Suggestion Buy a good charger and rechargeable batteries. They pay for themselves. That's all I use in all my battery powered devices.

Are you talking about a satellite radio?


----------



## GeorgiaXplant (Jul 25, 2018)

High def radio. AM and FM stations can be HD, too. Used to be just HD2, but now goes to HD3 and HD4.


----------



## Camper6 (Jul 25, 2018)

GeorgiaXplant said:


> High def radio. AM and FM stations can be HD, too. Used to be just HD2, but now goes to HD3 and HD4.



Not where I live.  In fact we only have FM stations now and no AM.

Is there a difference in sound quality or something.  Doesn't matter to me now.  I never listen to the radio anymore.


----------



## GeorgiaXplant (Jul 25, 2018)

Beyond my technical knowledge to explain. Google in your friend! There are many HD radio stations in Canada, many in Ontario.


----------



## Camper6 (Jul 25, 2018)

GeorgiaXplant said:


> Beyond my technical knowledge to explain. Google in your friend! There are many HD radio stations in Canada, many in Ontario.



I'm asking for your experience.  Is there a difference in sound quality from the norm?


----------



## GeorgiaXplant (Jul 25, 2018)

Yes, absolutely! And if there's a station that you like that has programming that you'd prefer over what's on their normal spot and they have HD2, 3, or 4, where they have alternative programming, you can tune to that instead.

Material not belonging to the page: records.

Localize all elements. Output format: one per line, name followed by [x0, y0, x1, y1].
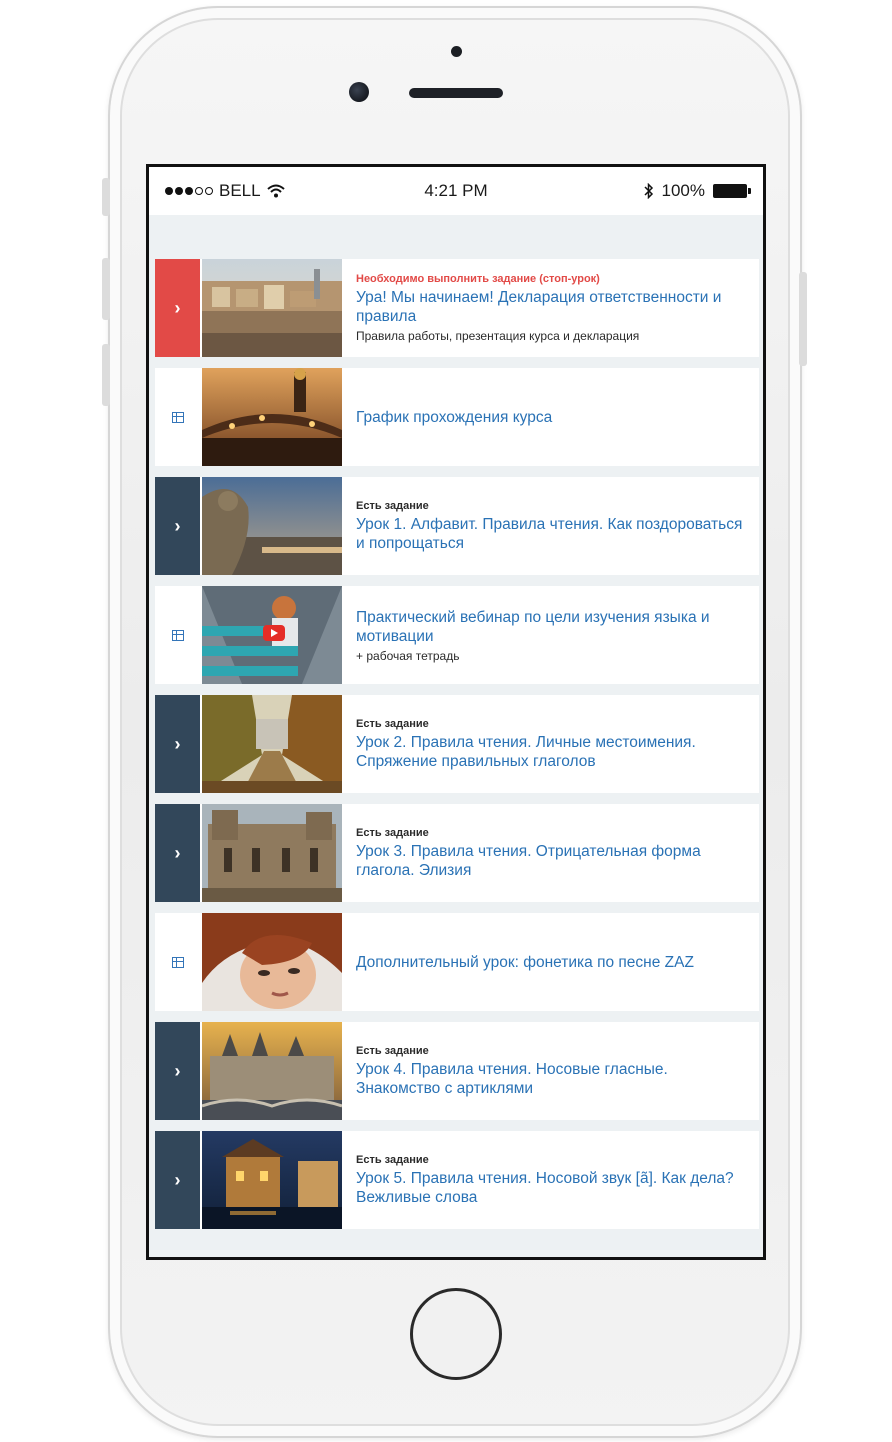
lesson-title-link[interactable]: Урок 3. Правила чтения. Отрицательная фо…	[356, 842, 743, 880]
course-lesson-list: › Необходимо выполнить задание (стоп-урок…	[155, 259, 759, 1240]
bluetooth-icon	[643, 183, 653, 199]
front-camera	[349, 82, 369, 102]
phone-screen: BELL 4:21 PM 100% › Необходимо выполнить …	[146, 164, 766, 1260]
earpiece-speaker	[409, 88, 503, 98]
chevron-right-icon: ›	[155, 477, 200, 575]
chevron-right-icon: ›	[155, 1131, 200, 1229]
lesson-row[interactable]: › Есть задание Урок 2. Правила чтения. Лич…	[155, 695, 759, 793]
table-icon	[171, 629, 184, 641]
chevron-right-icon: ›	[155, 259, 200, 357]
row-indicator	[155, 368, 200, 466]
has-task-label: Есть задание	[356, 826, 429, 839]
lesson-text: Есть задание Урок 3. Правила чтения. Отри…	[356, 804, 743, 902]
status-bar: BELL 4:21 PM 100%	[149, 167, 763, 215]
lesson-thumbnail	[202, 586, 342, 684]
proximity-sensor	[451, 46, 462, 57]
table-icon	[171, 411, 184, 423]
has-task-label: Есть задание	[356, 717, 429, 730]
volume-down-button	[102, 344, 110, 406]
battery-icon	[713, 184, 751, 198]
lesson-title-link[interactable]: Ура! Мы начинаем! Декларация ответственн…	[356, 288, 743, 326]
lesson-title-link[interactable]: Урок 5. Правила чтения. Носовой звук [ã]…	[356, 1169, 743, 1207]
row-indicator	[155, 586, 200, 684]
status-right: 100%	[643, 181, 751, 201]
row-indicator	[155, 913, 200, 1011]
volume-up-button	[102, 258, 110, 320]
lesson-text: График прохождения курса	[356, 368, 743, 466]
table-icon	[171, 956, 184, 968]
has-task-label: Есть задание	[356, 499, 429, 512]
has-task-label: Есть задание	[356, 1044, 429, 1057]
lesson-thumbnail	[202, 368, 342, 466]
home-button[interactable]	[410, 1288, 502, 1380]
power-button	[799, 272, 807, 366]
lesson-row[interactable]: График прохождения курса	[155, 368, 759, 466]
lesson-thumbnail	[202, 1131, 342, 1229]
video-play-icon	[263, 625, 285, 641]
lesson-thumbnail	[202, 695, 342, 793]
has-task-label: Есть задание	[356, 1153, 429, 1166]
lesson-title-link[interactable]: Урок 4. Правила чтения. Носовые гласные.…	[356, 1060, 743, 1098]
lesson-row[interactable]: › Необходимо выполнить задание (стоп-урок…	[155, 259, 759, 357]
mute-switch	[102, 178, 110, 216]
lesson-text: Есть задание Урок 1. Алфавит. Правила чте…	[356, 477, 743, 575]
lesson-thumbnail	[202, 477, 342, 575]
stop-lesson-label: Необходимо выполнить задание (стоп-урок)	[356, 273, 600, 285]
lesson-text: Есть задание Урок 2. Правила чтения. Личн…	[356, 695, 743, 793]
lesson-title-link[interactable]: Дополнительный урок: фонетика по песне Z…	[356, 953, 743, 972]
lesson-row[interactable]: › Есть задание Урок 3. Правила чтения. Отр…	[155, 804, 759, 902]
lesson-text: Необходимо выполнить задание (стоп-урок)…	[356, 259, 743, 357]
lesson-text: Есть задание Урок 5. Правила чтения. Носо…	[356, 1131, 743, 1229]
lesson-text: Есть задание Урок 4. Правила чтения. Носо…	[356, 1022, 743, 1120]
lesson-title-link[interactable]: Практический вебинар по цели изучения яз…	[356, 608, 743, 646]
lesson-thumbnail	[202, 259, 342, 357]
lesson-thumbnail	[202, 804, 342, 902]
chevron-right-icon: ›	[155, 804, 200, 902]
lesson-text: Практический вебинар по цели изучения яз…	[356, 586, 743, 684]
lesson-title-link[interactable]: Урок 2. Правила чтения. Личные местоимен…	[356, 733, 743, 771]
battery-percent: 100%	[661, 181, 705, 200]
chevron-right-icon: ›	[155, 1022, 200, 1120]
lesson-row[interactable]: › Есть задание Урок 4. Правила чтения. Нос…	[155, 1022, 759, 1120]
lesson-thumbnail	[202, 913, 342, 1011]
lesson-subtitle: + рабочая тетрадь	[356, 648, 460, 663]
lesson-title-link[interactable]: График прохождения курса	[356, 408, 743, 427]
lesson-subtitle: Правила работы, презентация курса и декл…	[356, 329, 640, 343]
chevron-right-icon: ›	[155, 695, 200, 793]
lesson-title-link[interactable]: Урок 1. Алфавит. Правила чтения. Как поз…	[356, 515, 743, 553]
lesson-row[interactable]: › Есть задание Урок 5. Правила чтения. Нос…	[155, 1131, 759, 1229]
lesson-row[interactable]: Практический вебинар по цели изучения яз…	[155, 586, 759, 684]
lesson-row[interactable]: › Есть задание Урок 1. Алфавит. Правила чт…	[155, 477, 759, 575]
lesson-thumbnail	[202, 1022, 342, 1120]
lesson-row[interactable]: Дополнительный урок: фонетика по песне Z…	[155, 913, 759, 1011]
lesson-text: Дополнительный урок: фонетика по песне Z…	[356, 913, 743, 1011]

In my case, it's public radio that's all talk and mostly all local talk, but their HD2 channel plays classical music. I far prefer music.


----------



## 911 (Jul 31, 2018)

I listen to an FM station to hear the baseball game in the evening, but the station next to it broadcasts in HD. The problem is that the HD station bleeds over on top of my FM station making it difficult to hear clearly.


----------



## GeorgiaXplant (Jul 31, 2018)

I haven't had that problem. So far. 

Anyway, it wasn't my radio! For whatever reason they temporarily lost their HD broadcast signal. It's back now so I'm feeling much better.


----------